Magazine Régions du monde
Un bel exemple de bioconversion réussie
Publié le 10 janvier 2009 par Fouchardphotographe @fouchardphoto
La culture intensive du palmier à huile est vivement critiquée
pour la destruction de forêt primaire qu'elle occasionne.
Outre son impact sur la déforestation, elle s'accompagne
d'une production de résidus organiques néfastes pour
l'environnement.
L'Indonésie, devenu récemment le premier producteur mondial
d'huile de palme génère chaque année 2,3 millions de tonnes
de tourteaux de palmiste. Une valorisation de ces déchets végétaux
solides est cependant en train de voir le jour grâce à un procédé
mis au point par des chercheurs de l'IRD et leurs partenaires
indonésiens1.
En mettant à contribution les surprenantes capacités digestives des
larves d'un insecte diptère, le « black soldier », les
scientifiques parviennent à produire une grande quantité de
biomasse riche en protéine. Cette substance fournit une nourriture
bon marché se substituant aux farines de poisson utilisées par les
fermes aquacoles de la région.
Les résidus produits par les larves constituent par ailleurs un
excellent engrais vert. Appliqué aux cultures de légumineuses, il
permet d'obtenir des rendements trois à quatre fois
supérieursà ceux d'une parcelle non fertilisée.

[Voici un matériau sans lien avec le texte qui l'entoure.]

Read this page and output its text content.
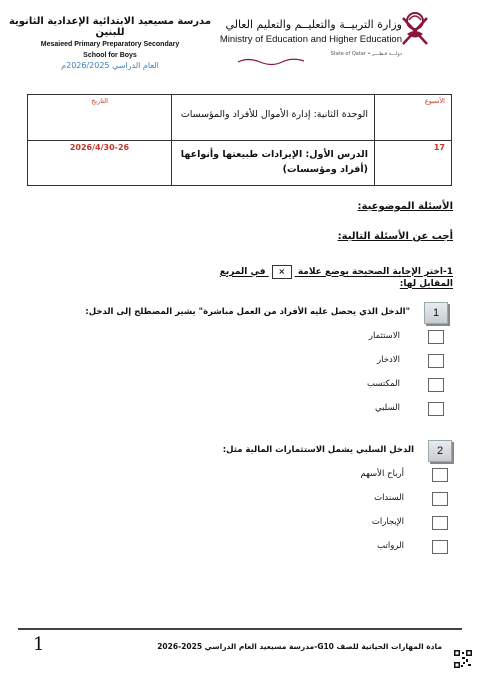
مدرسة مسيعيد الابتدائية الإعدادية الثانوية للبنين
Mesaieed Primary Preparatory Secondary
School for Boys
العام الدراسي 2026/2025م
وزارة التربيــة والتعليــم والتعليم العالي
Ministry of Education and Higher Education
State of Qatar • دولـــة قـطـــر
الأسبوع	الوحدة الثانية: إدارة الأموال للأفراد والمؤسسات	التاريخ

17	الدرس الأول: الإيرادات طبيعتها وأنواعها (أفراد ومؤسسات)	2026/4/30-26
الأسئلة الموضوعية:
أجب عن الأسئلة التالية:
1-اختر الإجابة الصحيحة بوضع علامة × في المربع المقابل لها:
1
"الدخل الذي يحصل عليه الأفراد من العمل مباشرة" يشير المصطلح إلى الدخل:
الاستثمار
الادخار
المكتسب
السلبي
2
الدخل السلبي يشمل الاستثمارات المالية مثل:
أرباح الأسهم
السندات
الإيجارات
الرواتب
1	مادة المهارات الحياتية للصف G10-مدرسة مسيعيد العام الدراسي 2025-2026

Le palmier à huile constitue la première source d'huile
végétale dans le monde. Avec l'accroissement de la
population, la demande pourrait même doubler d'ici 10 ans.
Accusé par les associations écologistes de détruire peu à peu les
forêts primaires, le palmier à huile n'en est pas moins
devenu incontournable pour de nombreux produits de la filière
agroalimentaire (biscuits, chips, pâtes à tartiner, soupes,
...). Si les impacts négatifs de cette culture monospécifique
sur la biodiversité et la déforestation sont bien connus, la
difficile valorisation des déchets végétaux issus de son
agro-industrie l'est beaucoup moins. Les tourteaux de
palmiste, matière fibreuse obtenue après le pressage des fruits du
palmier, restent notamment difficiles à recycler.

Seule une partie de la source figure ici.